The GBP/CHF initially fell during the day on Tuesday but found enough support below to turn things back around. This is one of my favorite pairs to trade, because quite frankly it tends to trend for long periods of time. With that, you can see that we have been going higher for quite some time now, and now we approach the vital 1.55 level. The reason I say this is vital is that we are looking at a complete “round-trip” from the meltdown after the Swiss National Bank announced that it was abandoning the currency peg back at the beginning of the year.
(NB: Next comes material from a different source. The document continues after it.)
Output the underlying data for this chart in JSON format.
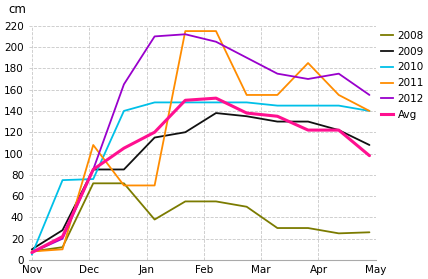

When you look around the Forex markets, you can see that the Swiss franc continues to struggle against most currencies, and it has been recently revealed that the Swiss National Bank is working against the value of the Franc again. Granted, most of that work is probably in the EUR/CHF pair, but it does have a knock on effect in this pair. On top of that, the Swiss have intervened directly against the British pound before, so we can’t even rule that out at this point.
Much higher
I believe that this pair goes much higher for a lot of different reasons, not the least of which is that the British pound is relatively strong in general. I see that the British pound is rising against most other currencies right now, and is even holding its own against the US dollar. Because of this, you have to think that it is going to continue to strengthen against most currencies, especially one that is currently being worked against by its own central bank. Ultimately, this is a market that should give you good gains longer-term, as long as you can handle the short-term pullbacks from time to time. Once we break out above the 1.55 handle, I feel that this market is probably free to go much higher than that. I have no scenario in which I am selling this pair right now.